A dried-up husk of a man walked around in front of him. His skin had the waxy look of a cancer patient in the last stages of the disease; his lips chapped. Vigorous dark hair grew out from a widow's peak on his forehead and was brushed straight back across his head. His eyes could have been pale blue or pale green, depending on the opinion of the person looking into them. He wore a simple rust-colored uniform, and a Sam Browne belt very similar to Valentine's own. Red tabs with golden reverse-swastikas marked his collar. He wore no tunic, sidearm, or decorations.
"One of the best things about living so long," he said, in a vaguely European accent that Valentine was not experienced enough to place, "is that you get to see all the mistakes historians make, talking about something they don't really know.

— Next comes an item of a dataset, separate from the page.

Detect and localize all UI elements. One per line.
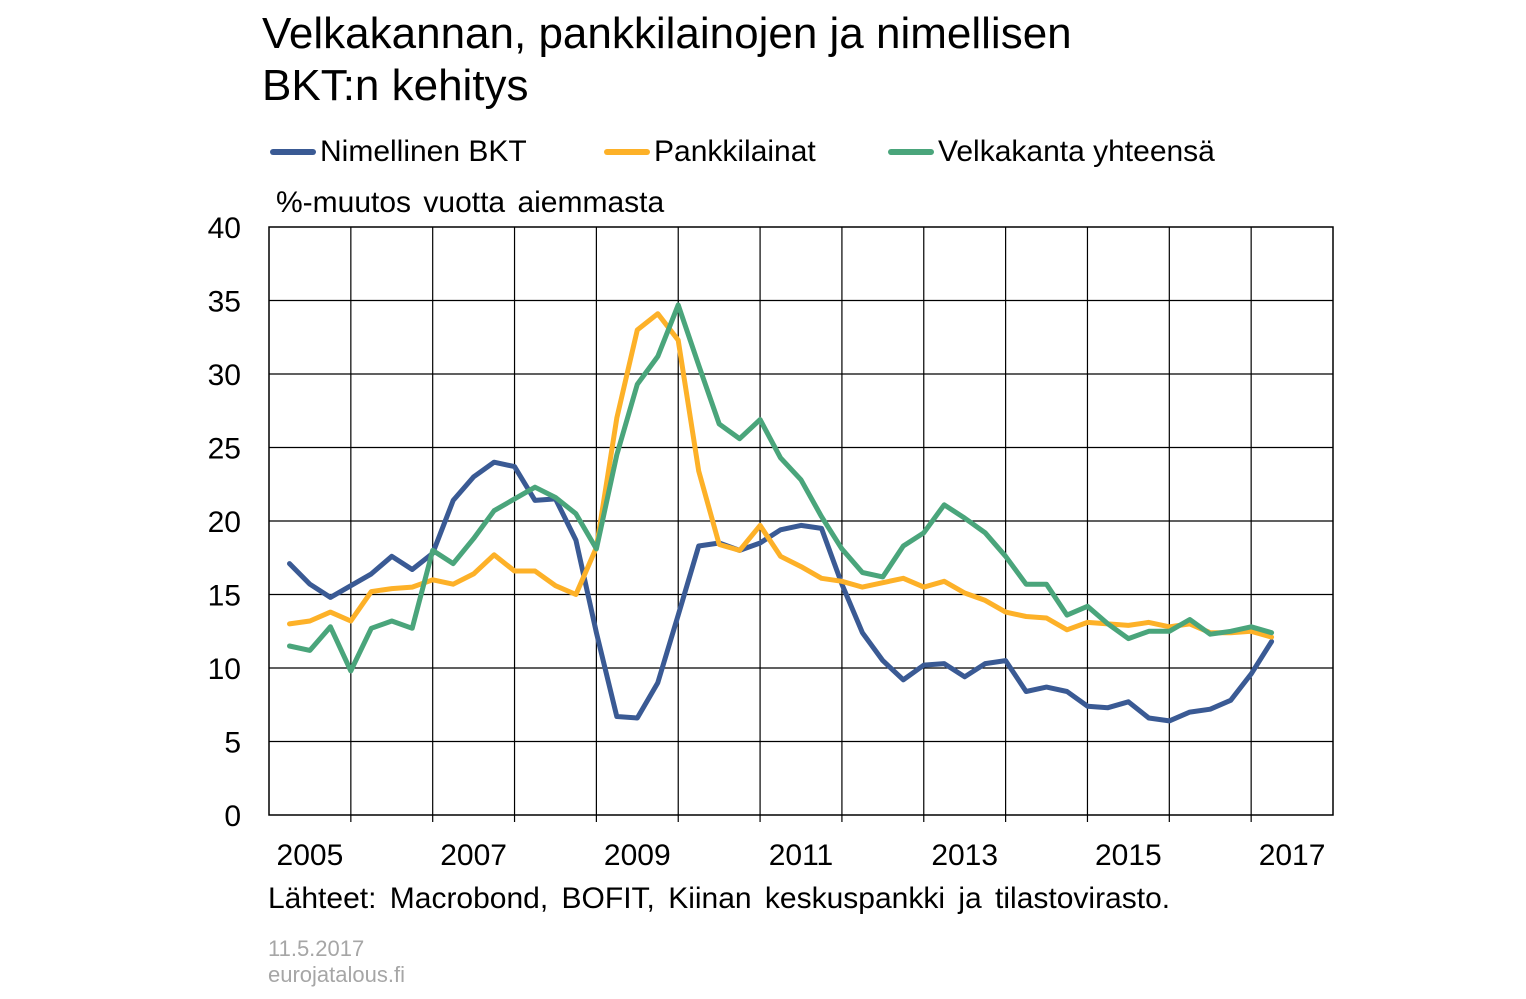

"For example, the only history widely read since 2022 is that wretched pamphlet called Fallen Gods by that would-be Margaret Bourke-White named Kostos. She says the first of the new doors to Kur were opened in Haiti in the eighteenth century. She only missed by about a thousand years. How do I know? I was there. My eyes have looked on Charlemagne, young man. Kur had a door open in the Dark Ages, but they were not dark times for me-oh, no. During the Inquisition, we managed to get another open in Spain."
The General walked around behind Valentine and wheeled a cart into view. On it was his sword, his fighting claws, his little glow bulb, and a few other personal effects.
"So you joined long ago?" Valentine asked. "What did they offer for betraying a whole world?"
"What no price, no wisdom can buy. Time."
"So you feed."
"Yes. Long, long ago, I was given a gift, a revelation of biblical proportions, you might say. For my service, the scientists taught me how to achieve immortality."
"An immortality others pay the price for," Valentine said tightly.
"Don't cows, hogs, chickens pay the price for your life?"
"Not the same thing."
"That's where you and so many others are wrong. Cows and so on are eaten because they are tasty, certainly, but more important, because they aren't developed enough to keep themselves from being eaten. Mankind took a great leap forward when it learned to keep livestock, putting it ahead of all other creatures on the earth with a few bizarre exceptions like those honeypot ants that keep aphids. We were once no better than the cows, but we developed and the cows didn't. The cows pay the price, and we are better for it."
"Why are we talking about this?" Valentine asked.
"When you get to be my age, when you've seen people come and go over not just generations or centuries, but millennia, you become a good judge of men. In my days as a monk, before my awakening, I didn't think much of the human herd. No spark, no imagination, and misunderstanding even the simple concepts we tried to teach.